CrossFit athletes are not that different from football players and bodybuilders when it comes to identifying protein as the most important nutrient for making gains in muscle and performance. Nor are they different in expecting the information on protein-powder labels to be straightforward. However, a couple of recent developments in the nutrition community — both regarding the practice of “protein spiking” — suggest that the potential for confusion still exists when it comes to deciding which protein supplement to buy.
The April 2014 issue of Natural Products Insider included an article titled “Pure Protein Products” that highlighted a key issue in the sports-nutrition industry. “Amino spiking” or “protein spiking” is the process by which additional amino acids or creatine are added to a protein product as a cheap way to inflate the protein content listed on the Supplement Facts panel. Right around the same time that the article was published, the American Herbal Products Association released a guidance statement regarding how to properly label protein products in order to make it easier for consumers to decide which product to buy.
In essence, the AHPA suggested that protein listed in the Supplement or Nutrition Facts panel should represent intact protein, made up of amino acids linked together in their more natural protein form.
The “Watch Out” Ingredients
It’s important to understand that the article and the AHPA guidance statement aren’t saying that amino acids, creatine or other nitrogen-based ingredients can’t be added to protein supplements. On the contrary, they are certainly allowed in protein-based supplements; they just shouldn’t be counted toward the protein content. That said, the Natural Products Insider article identified glycine, taurine and creatine as the ingredients most often used in protein spiking. Part of the argument against the practice is that two of those “aminos,” taurine and creatine, aren’t used as building blocks of protein at all, so obviously they shouldn’t count toward a product’s protein total.

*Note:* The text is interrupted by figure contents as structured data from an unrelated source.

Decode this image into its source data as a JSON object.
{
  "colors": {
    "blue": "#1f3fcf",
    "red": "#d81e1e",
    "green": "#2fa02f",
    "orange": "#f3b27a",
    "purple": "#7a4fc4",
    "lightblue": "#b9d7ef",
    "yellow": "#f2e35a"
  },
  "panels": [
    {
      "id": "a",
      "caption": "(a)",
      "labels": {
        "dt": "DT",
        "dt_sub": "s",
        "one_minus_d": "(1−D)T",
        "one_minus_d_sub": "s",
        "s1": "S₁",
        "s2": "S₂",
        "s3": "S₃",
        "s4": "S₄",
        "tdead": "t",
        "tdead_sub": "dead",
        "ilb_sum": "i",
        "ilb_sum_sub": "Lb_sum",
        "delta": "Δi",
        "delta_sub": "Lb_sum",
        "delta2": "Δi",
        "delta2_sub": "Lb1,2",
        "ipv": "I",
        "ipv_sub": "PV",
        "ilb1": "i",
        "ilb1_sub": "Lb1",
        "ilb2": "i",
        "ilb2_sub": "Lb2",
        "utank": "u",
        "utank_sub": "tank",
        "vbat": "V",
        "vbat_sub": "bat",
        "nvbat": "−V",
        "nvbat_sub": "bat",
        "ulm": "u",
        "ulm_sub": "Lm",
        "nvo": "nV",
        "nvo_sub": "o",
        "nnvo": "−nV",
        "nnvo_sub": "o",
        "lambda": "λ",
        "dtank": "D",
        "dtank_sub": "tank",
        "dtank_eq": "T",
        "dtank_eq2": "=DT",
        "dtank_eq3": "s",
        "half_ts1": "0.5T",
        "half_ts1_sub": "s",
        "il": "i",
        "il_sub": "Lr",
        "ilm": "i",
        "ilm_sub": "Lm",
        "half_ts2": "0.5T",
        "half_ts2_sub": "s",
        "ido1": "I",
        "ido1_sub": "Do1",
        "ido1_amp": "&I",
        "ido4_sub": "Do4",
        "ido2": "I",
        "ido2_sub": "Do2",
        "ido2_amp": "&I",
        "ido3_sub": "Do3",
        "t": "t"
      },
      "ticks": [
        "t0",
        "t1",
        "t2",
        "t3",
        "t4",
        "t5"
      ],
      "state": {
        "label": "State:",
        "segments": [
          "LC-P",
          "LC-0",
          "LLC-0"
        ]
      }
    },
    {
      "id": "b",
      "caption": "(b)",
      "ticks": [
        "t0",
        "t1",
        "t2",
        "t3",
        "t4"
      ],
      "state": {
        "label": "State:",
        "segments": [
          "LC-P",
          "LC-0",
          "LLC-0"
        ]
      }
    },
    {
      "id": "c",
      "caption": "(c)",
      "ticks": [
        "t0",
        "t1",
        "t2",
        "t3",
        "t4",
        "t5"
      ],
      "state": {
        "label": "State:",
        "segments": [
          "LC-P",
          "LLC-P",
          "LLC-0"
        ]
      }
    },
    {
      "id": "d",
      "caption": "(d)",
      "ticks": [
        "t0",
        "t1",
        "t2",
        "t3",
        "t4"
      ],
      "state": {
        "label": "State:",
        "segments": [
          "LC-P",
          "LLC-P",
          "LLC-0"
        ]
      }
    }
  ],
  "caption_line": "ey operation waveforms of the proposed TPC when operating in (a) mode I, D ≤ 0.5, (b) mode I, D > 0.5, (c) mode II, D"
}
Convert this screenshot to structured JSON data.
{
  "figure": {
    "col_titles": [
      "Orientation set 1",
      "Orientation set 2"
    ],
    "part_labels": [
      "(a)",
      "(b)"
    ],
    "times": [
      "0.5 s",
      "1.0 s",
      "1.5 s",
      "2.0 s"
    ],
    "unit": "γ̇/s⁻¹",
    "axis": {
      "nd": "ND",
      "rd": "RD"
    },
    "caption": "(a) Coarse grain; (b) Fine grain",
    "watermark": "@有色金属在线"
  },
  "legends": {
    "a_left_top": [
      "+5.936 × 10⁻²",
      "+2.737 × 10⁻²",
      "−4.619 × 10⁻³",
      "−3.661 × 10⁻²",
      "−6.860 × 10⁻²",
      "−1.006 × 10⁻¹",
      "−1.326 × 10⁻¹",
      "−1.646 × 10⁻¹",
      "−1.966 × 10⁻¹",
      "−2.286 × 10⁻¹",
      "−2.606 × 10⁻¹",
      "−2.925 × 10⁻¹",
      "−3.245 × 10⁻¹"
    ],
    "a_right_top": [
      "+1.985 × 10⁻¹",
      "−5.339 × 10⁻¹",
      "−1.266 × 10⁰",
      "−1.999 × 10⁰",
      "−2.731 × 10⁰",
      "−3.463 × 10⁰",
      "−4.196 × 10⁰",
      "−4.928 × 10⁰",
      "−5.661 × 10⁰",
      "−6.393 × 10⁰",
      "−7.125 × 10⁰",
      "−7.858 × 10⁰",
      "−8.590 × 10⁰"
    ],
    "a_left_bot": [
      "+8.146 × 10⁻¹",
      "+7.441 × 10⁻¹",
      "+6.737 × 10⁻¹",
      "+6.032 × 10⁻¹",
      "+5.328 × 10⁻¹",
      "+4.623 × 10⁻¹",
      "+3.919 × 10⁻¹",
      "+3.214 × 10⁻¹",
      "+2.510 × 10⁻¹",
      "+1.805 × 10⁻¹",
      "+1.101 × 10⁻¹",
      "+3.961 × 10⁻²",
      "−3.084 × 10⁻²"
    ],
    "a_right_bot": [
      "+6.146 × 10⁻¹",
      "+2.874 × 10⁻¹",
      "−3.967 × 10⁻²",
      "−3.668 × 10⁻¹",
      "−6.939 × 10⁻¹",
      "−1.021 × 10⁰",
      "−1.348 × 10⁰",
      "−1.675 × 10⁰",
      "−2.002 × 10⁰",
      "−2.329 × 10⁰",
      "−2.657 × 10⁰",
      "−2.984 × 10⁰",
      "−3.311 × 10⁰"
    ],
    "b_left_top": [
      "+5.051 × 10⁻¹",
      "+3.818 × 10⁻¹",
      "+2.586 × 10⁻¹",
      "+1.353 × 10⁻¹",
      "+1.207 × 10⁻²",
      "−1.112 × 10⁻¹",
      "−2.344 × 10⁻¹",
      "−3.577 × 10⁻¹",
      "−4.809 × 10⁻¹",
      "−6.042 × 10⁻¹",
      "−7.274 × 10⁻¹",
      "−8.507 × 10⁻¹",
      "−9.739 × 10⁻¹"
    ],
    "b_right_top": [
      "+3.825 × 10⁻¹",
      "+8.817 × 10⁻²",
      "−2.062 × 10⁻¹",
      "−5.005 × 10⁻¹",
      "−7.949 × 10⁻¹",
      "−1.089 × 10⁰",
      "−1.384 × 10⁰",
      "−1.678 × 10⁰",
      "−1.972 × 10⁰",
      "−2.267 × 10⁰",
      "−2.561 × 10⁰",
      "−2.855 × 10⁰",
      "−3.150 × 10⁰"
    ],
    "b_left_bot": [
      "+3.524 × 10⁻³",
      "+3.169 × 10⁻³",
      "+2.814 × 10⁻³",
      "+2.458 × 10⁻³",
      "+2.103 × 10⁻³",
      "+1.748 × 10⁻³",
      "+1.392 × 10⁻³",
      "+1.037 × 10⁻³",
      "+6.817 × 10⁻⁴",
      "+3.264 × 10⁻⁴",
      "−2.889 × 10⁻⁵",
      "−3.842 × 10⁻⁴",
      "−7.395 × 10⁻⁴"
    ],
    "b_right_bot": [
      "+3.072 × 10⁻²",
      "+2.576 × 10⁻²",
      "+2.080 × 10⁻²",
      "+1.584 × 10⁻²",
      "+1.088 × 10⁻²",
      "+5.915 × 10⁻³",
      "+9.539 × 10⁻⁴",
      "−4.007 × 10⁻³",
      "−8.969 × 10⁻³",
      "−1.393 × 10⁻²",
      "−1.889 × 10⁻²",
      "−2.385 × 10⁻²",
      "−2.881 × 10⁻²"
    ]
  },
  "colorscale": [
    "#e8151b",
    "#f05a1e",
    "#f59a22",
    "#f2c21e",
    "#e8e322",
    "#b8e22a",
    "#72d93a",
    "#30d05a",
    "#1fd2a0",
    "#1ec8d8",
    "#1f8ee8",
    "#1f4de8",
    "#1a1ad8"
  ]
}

Meanwhile, while glycine can be used as a building block for making protein in muscle, it is perhaps the least essential of the amino acids and only serves to dilute the amount of the essential amino acids in the product including leucine.
The “Look for” Ingredient
Leucine, arguably the most critical of the essential branched-chain amino acids, is important to muscle growth and improving performance and strength because it seems to directly ramp up protein manufacturing in muscle. The Natural Products Insider article suggested that leucine content can be used as a means of gauging the quality of a product. If other amino ingredients are added to a product, leucine is diluted and potency can be reduced compared to intact protein.
In general, milk proteins like whey and casein are the highest in leucine content, with leucine representing as much as 11 percent of the protein content. So a whey, casein or milk protein product should contain 10 percent or more leucine, or 2.5 grams in a serving providing 25 grams of protein. (Egg, soy and other vegetable proteins should have at least 2 grams of leucine in that same 25-gram serving.) That means that you should specifically seek out brands of protein powder that report their amino content on the label and then make sure that a bottle of, for example, whey protein powder that offers a serving size of 25 grams should contain 2.5 grams of leucine.
So, to make sure you’re getting the best product for the money, dig deep into the ingredients to look for extra aminos that might be used to drive up protein claims. And remember that if a protein product is a lot cheaper than other reputable products sitting next to it on the shelf, the reason might just be amino spiking.